Mark Kruger, an economist affiliated with the Centre for International Governance Innovation and the Yicai Institute, told Al Jazeera he does not expect Beijing to launch a major fiscal stimulus. Kruger said the government appears more focused on reducing debt than increasing spending, and he noted that average growth so far this year is 4.7%, within a 4.5% to 5% annual range.
Oil risks add pressure
Al Jazeera reported that the weaker growth figures also come as energy markets face disruption linked to the United States and Israel’s war on Iran, Tehran’s retaliation against energy sites of US allies, and restricted passage through the Strait of Hormuz, a route used for about one-fifth of global oil supplies, including shipments to China.

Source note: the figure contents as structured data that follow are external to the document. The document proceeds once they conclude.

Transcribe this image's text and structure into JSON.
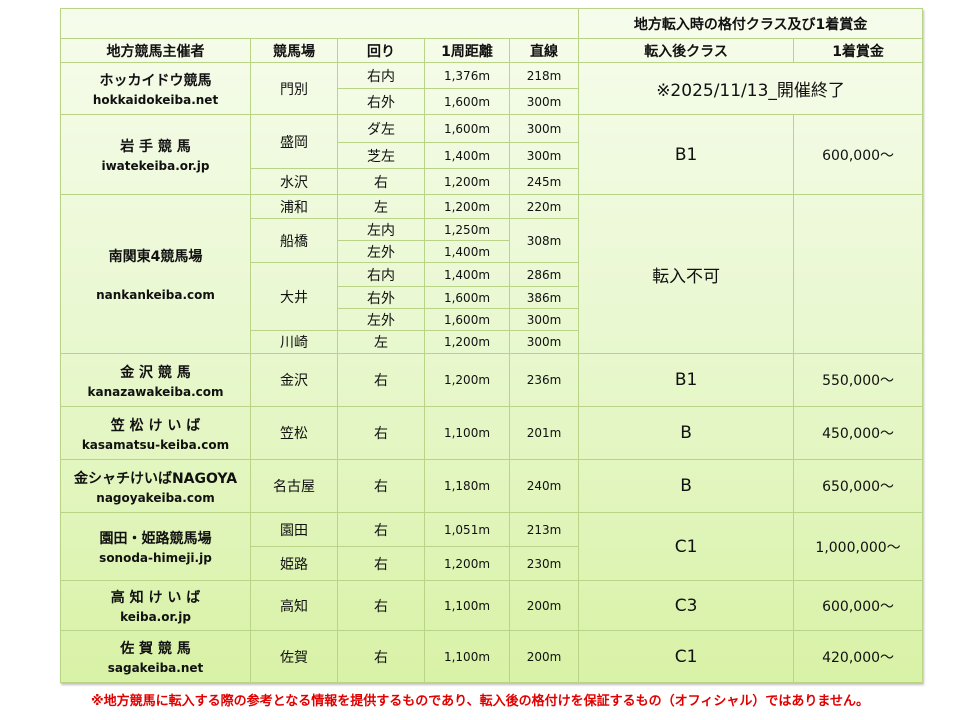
{
  "header": {
    "group_title": "地方転入時の格付クラス及び1着賞金",
    "columns": [
      "地方競馬主催者",
      "競馬場",
      "回り",
      "1周距離",
      "直線",
      "転入後クラス",
      "1着賞金"
    ]
  },
  "organizers": [
    {
      "name": "ホッカイドウ競馬",
      "url": "hokkaidokeiba.net",
      "notice": "※2025/11/13_開催終了",
      "venues": [
        {
          "name": "門別",
          "courses": [
            {
              "turn": "右内",
              "distance": "1,376m",
              "straight": "218m"
            },
            {
              "turn": "右外",
              "distance": "1,600m",
              "straight": "300m"
            }
          ]
        }
      ]
    },
    {
      "name": "岩 手 競 馬",
      "url": "iwatekeiba.or.jp",
      "class": "B1",
      "prize": "600,000～",
      "venues": [
        {
          "name": "盛岡",
          "courses": [
            {
              "turn": "ダ左",
              "distance": "1,600m",
              "straight": "300m"
            },
            {
              "turn": "芝左",
              "distance": "1,400m",
              "straight": "300m"
            }
          ]
        },
        {
          "name": "水沢",
          "courses": [
            {
              "turn": "右",
              "distance": "1,200m",
              "straight": "245m"
            }
          ]
        }
      ]
    },
    {
      "name": "南関東4競馬場",
      "url": "nankankeiba.com",
      "class": "転入不可",
      "prize": "",
      "venues": [
        {
          "name": "浦和",
          "courses": [
            {
              "turn": "左",
              "distance": "1,200m",
              "straight": "220m"
            }
          ]
        },
        {
          "name": "船橋",
          "straight": "308m",
          "courses": [
            {
              "turn": "左内",
              "distance": "1,250m"
            },
            {
              "turn": "左外",
              "distance": "1,400m"
            }
          ]
        },
        {
          "name": "大井",
          "courses": [
            {
              "turn": "右内",
              "distance": "1,400m",
              "straight": "286m"
            },
            {
              "turn": "右外",
              "distance": "1,600m",
              "straight": "386m"
            },
            {
              "turn": "左外",
              "distance": "1,600m",
              "straight": "300m"
            }
          ]
        },
        {
          "name": "川崎",
          "courses": [
            {
              "turn": "左",
              "distance": "1,200m",
              "straight": "300m"
            }
          ]
        }
      ]
    },
    {
      "name": "金 沢 競 馬",
      "url": "kanazawakeiba.com",
      "class": "B1",
      "prize": "550,000～",
      "venues": [
        {
          "name": "金沢",
          "courses": [
            {
              "turn": "右",
              "distance": "1,200m",
              "straight": "236m"
            }
          ]
        }
      ]
    },
    {
      "name": "笠 松 け い ば",
      "url": "kasamatsu-keiba.com",
      "class": "B",
      "prize": "450,000～",
      "venues": [
        {
          "name": "笠松",
          "courses": [
            {
              "turn": "右",
              "distance": "1,100m",
              "straight": "201m"
            }
          ]
        }
      ]
    },
    {
      "name": "金シャチけいばNAGOYA",
      "url": "nagoyakeiba.com",
      "class": "B",
      "prize": "650,000～",
      "venues": [
        {
          "name": "名古屋",
          "courses": [
            {
              "turn": "右",
              "distance": "1,180m",
              "straight": "240m"
            }
          ]
        }
      ]
    },
    {
      "name": "園田・姫路競馬場",
      "url": "sonoda-himeji.jp",
      "class": "C1",
      "prize": "1,000,000～",
      "venues": [
        {
          "name": "園田",
          "courses": [
            {
              "turn": "右",
              "distance": "1,051m",
              "straight": "213m"
            }
          ]
        },
        {
          "name": "姫路",
          "courses": [
            {
              "turn": "右",
              "distance": "1,200m",
              "straight": "230m"
            }
          ]
        }
      ]
    },
    {
      "name": "高 知 け い ば",
      "url": "keiba.or.jp",
      "class": "C3",
      "prize": "600,000～",
      "venues": [
        {
          "name": "高知",
          "courses": [
            {
              "turn": "右",
              "distance": "1,100m",
              "straight": "200m"
            }
          ]
        }
      ]
    },
    {
      "name": "佐 賀 競 馬",
      "url": "sagakeiba.net",
      "class": "C1",
      "prize": "420,000～",
      "venues": [
        {
          "name": "佐賀",
          "courses": [
            {
              "turn": "右",
              "distance": "1,100m",
              "straight": "200m"
            }
          ]
        }
      ]
    }
  ],
  "footer_note": "※地方競馬に転入する際の参考となる情報を提供するものであり、転入後の格付けを保証するもの（オフィシャル）ではありません。",
  "colors": {
    "border": "#b9d486",
    "background_top": "#f6fcec",
    "background_bottom": "#d8f2a6",
    "footer_text": "#e00000"
  }
}
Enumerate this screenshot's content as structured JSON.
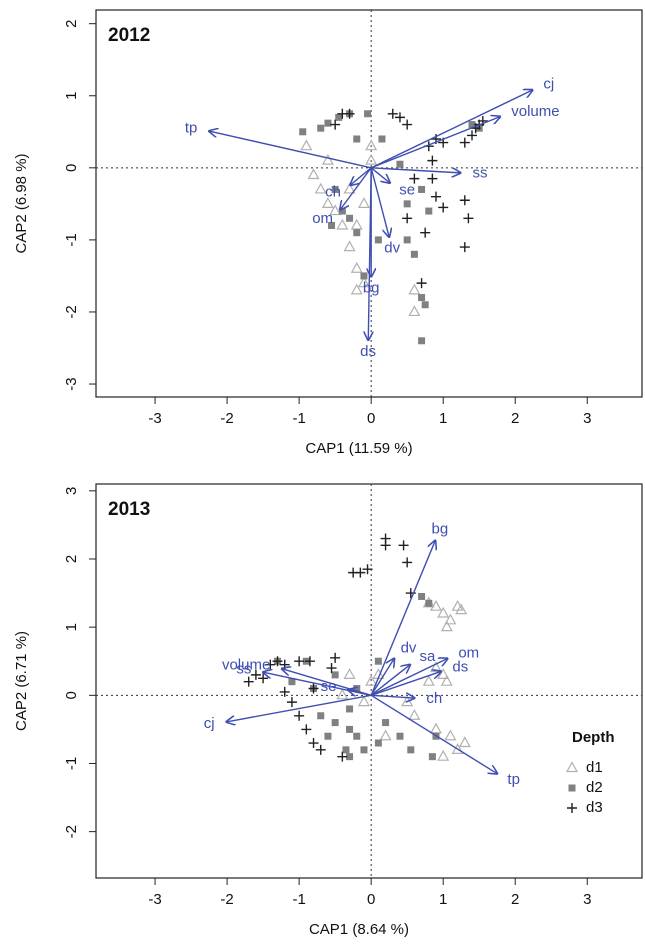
{
  "chart_data": [
    {
      "type": "scatter",
      "title": "2012",
      "xlabel": "CAP1 (11.59 %)",
      "ylabel": "CAP2 (6.98 %)",
      "xlim": [
        -3.82,
        3.76
      ],
      "ylim": [
        -3.18,
        2.19
      ],
      "xticks": [
        -3,
        -2,
        -1,
        0,
        1,
        2,
        3
      ],
      "yticks": [
        -3,
        -2,
        -1,
        0,
        1,
        2
      ],
      "zero_lines": true,
      "arrow_color": "#3f4fb0",
      "legend": false,
      "series": [
        {
          "color": "#b0b0b0",
          "marker": "triangle",
          "x": [
            -0.9,
            -0.8,
            -0.7,
            -0.6,
            -0.5,
            -0.4,
            -0.3,
            -0.2,
            -0.2,
            -0.1,
            0,
            0,
            0.6,
            0.6,
            -0.6,
            -0.2,
            -0.1,
            -0.3
          ],
          "y": [
            0.3,
            -0.1,
            -0.3,
            -0.5,
            -0.6,
            -0.8,
            -1.1,
            -1.4,
            -1.7,
            -1.6,
            0.3,
            0.1,
            -2.0,
            -1.7,
            0.1,
            -0.8,
            -0.5,
            -0.3
          ]
        },
        {
          "color": "#808080",
          "marker": "square",
          "x": [
            -0.95,
            -0.7,
            -0.6,
            -0.45,
            -0.3,
            -0.05,
            -0.2,
            0.15,
            -0.5,
            -0.4,
            -0.55,
            -0.3,
            -0.2,
            0.1,
            -0.1,
            0.7,
            0.5,
            0.6,
            0.7,
            0.75,
            0.7,
            0.8,
            1.4,
            1.5,
            0.4,
            0.5
          ],
          "y": [
            0.5,
            0.55,
            0.62,
            0.7,
            0.75,
            0.75,
            0.4,
            0.4,
            -0.3,
            -0.6,
            -0.8,
            -0.7,
            -0.9,
            -1.0,
            -1.5,
            -0.3,
            -1.0,
            -1.2,
            -1.8,
            -1.9,
            -2.4,
            -0.6,
            0.6,
            0.55,
            0.05,
            -0.5
          ]
        },
        {
          "color": "#202020",
          "marker": "plus",
          "x": [
            -0.5,
            -0.4,
            -0.3,
            0.3,
            0.4,
            0.5,
            0.8,
            0.9,
            1.0,
            1.3,
            1.4,
            1.45,
            1.5,
            1.55,
            0.85,
            0.85,
            0.6,
            0.9,
            1.0,
            1.3,
            1.35,
            1.3,
            0.5,
            0.75,
            0.7
          ],
          "y": [
            0.6,
            0.75,
            0.75,
            0.75,
            0.7,
            0.6,
            0.3,
            0.4,
            0.35,
            0.35,
            0.45,
            0.55,
            0.6,
            0.65,
            0.1,
            -0.15,
            -0.15,
            -0.4,
            -0.55,
            -0.45,
            -0.7,
            -1.1,
            -0.7,
            -0.9,
            -1.6
          ]
        }
      ],
      "arrows": [
        {
          "label": "cj",
          "x": 2.24,
          "y": 1.08
        },
        {
          "label": "volume",
          "x": 1.79,
          "y": 0.71
        },
        {
          "label": "tp",
          "x": -2.25,
          "y": 0.51
        },
        {
          "label": "ss",
          "x": 1.24,
          "y": -0.07
        },
        {
          "label": "se",
          "x": 0.26,
          "y": -0.21
        },
        {
          "label": "ch",
          "x": -0.29,
          "y": -0.24
        },
        {
          "label": "om",
          "x": -0.43,
          "y": -0.58
        },
        {
          "label": "dv",
          "x": 0.25,
          "y": -0.96
        },
        {
          "label": "bg",
          "x": 0,
          "y": -1.51
        },
        {
          "label": "ds",
          "x": -0.04,
          "y": -2.39
        }
      ]
    },
    {
      "type": "scatter",
      "title": "2013",
      "xlabel": "CAP1 (8.64 %)",
      "ylabel": "CAP2 (6.71 %)",
      "xlim": [
        -3.82,
        3.76
      ],
      "ylim": [
        -2.68,
        3.1
      ],
      "xticks": [
        -3,
        -2,
        -1,
        0,
        1,
        2,
        3
      ],
      "yticks": [
        -2,
        -1,
        0,
        1,
        2,
        3
      ],
      "zero_lines": true,
      "arrow_color": "#3f4fb0",
      "legend": true,
      "legend_title": "Depth",
      "legend_position": "lower right",
      "series": [
        {
          "name": "d1",
          "color": "#b0b0b0",
          "marker": "triangle",
          "x": [
            0.9,
            1.0,
            1.05,
            1.1,
            1.2,
            1.25,
            0.8,
            0.9,
            1.0,
            1.05,
            0.8,
            1.1,
            1.2,
            1.0,
            1.3,
            0.9,
            0.5,
            0.6,
            0.1,
            0,
            -0.1,
            0.2,
            -0.4,
            -0.3
          ],
          "y": [
            1.3,
            1.2,
            1.0,
            1.1,
            1.3,
            1.25,
            1.35,
            0.4,
            0.3,
            0.2,
            0.2,
            -0.6,
            -0.8,
            -0.9,
            -0.7,
            -0.5,
            -0.1,
            -0.3,
            0.3,
            0.2,
            -0.1,
            -0.6,
            0,
            0.3
          ]
        },
        {
          "name": "d2",
          "color": "#808080",
          "marker": "square",
          "x": [
            0.7,
            0.8,
            -1.3,
            -1.1,
            -0.9,
            -0.8,
            -0.7,
            -0.5,
            -0.3,
            -0.2,
            -0.6,
            -0.3,
            -0.1,
            0.1,
            0.2,
            0.4,
            0.55,
            0.9,
            0.85,
            -0.5,
            -0.2,
            0.1,
            -0.3,
            -0.35
          ],
          "y": [
            1.45,
            1.35,
            0.5,
            0.2,
            0.5,
            0.1,
            -0.3,
            -0.4,
            -0.5,
            -0.6,
            -0.6,
            -0.9,
            -0.8,
            -0.7,
            -0.4,
            -0.6,
            -0.8,
            -0.6,
            -0.9,
            0.3,
            0.1,
            0.5,
            -0.2,
            -0.8
          ]
        },
        {
          "name": "d3",
          "color": "#202020",
          "marker": "plus",
          "x": [
            -1.7,
            -1.6,
            -1.5,
            -1.4,
            -1.3,
            -1.2,
            -1.0,
            -0.85,
            -0.5,
            -1.1,
            -1.0,
            -0.9,
            -0.8,
            -0.7,
            -0.4,
            -0.25,
            -0.15,
            -0.05,
            0.2,
            0.2,
            0.45,
            0.5,
            0.55,
            -0.8,
            -1.2,
            -0.55
          ],
          "y": [
            0.2,
            0.3,
            0.25,
            0.45,
            0.5,
            0.45,
            0.5,
            0.5,
            0.55,
            -0.1,
            -0.3,
            -0.5,
            -0.7,
            -0.8,
            -0.9,
            1.8,
            1.8,
            1.85,
            2.2,
            2.3,
            2.2,
            1.95,
            1.5,
            0.1,
            0.05,
            0.4
          ]
        }
      ],
      "arrows": [
        {
          "label": "bg",
          "x": 0.89,
          "y": 2.27
        },
        {
          "label": "dv",
          "x": 0.32,
          "y": 0.54
        },
        {
          "label": "sa",
          "x": 0.54,
          "y": 0.45
        },
        {
          "label": "om",
          "x": 1.06,
          "y": 0.54
        },
        {
          "label": "ds",
          "x": 0.97,
          "y": 0.35
        },
        {
          "label": "ch",
          "x": 0.6,
          "y": -0.04
        },
        {
          "label": "tp",
          "x": 1.75,
          "y": -1.15
        },
        {
          "label": "cj",
          "x": -2.01,
          "y": -0.39
        },
        {
          "label": "volume",
          "x": -1.24,
          "y": 0.39
        },
        {
          "label": "ss",
          "x": -1.5,
          "y": 0.34
        },
        {
          "label": "se",
          "x": -0.32,
          "y": 0.08
        }
      ]
    }
  ]
}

Rachel Ziemba, senior adjunct fellow at the Center for a New American Security, told Al Jazeera that lower Chinese oil imports in recent months helped steady the global economy as China drew on reserves. She said China is entering the third quarter with oil supplies disrupted again, and higher fuel costs could lift inflation, curb demand and weaken growth.
This story draws on original reporting from Al Jazeera.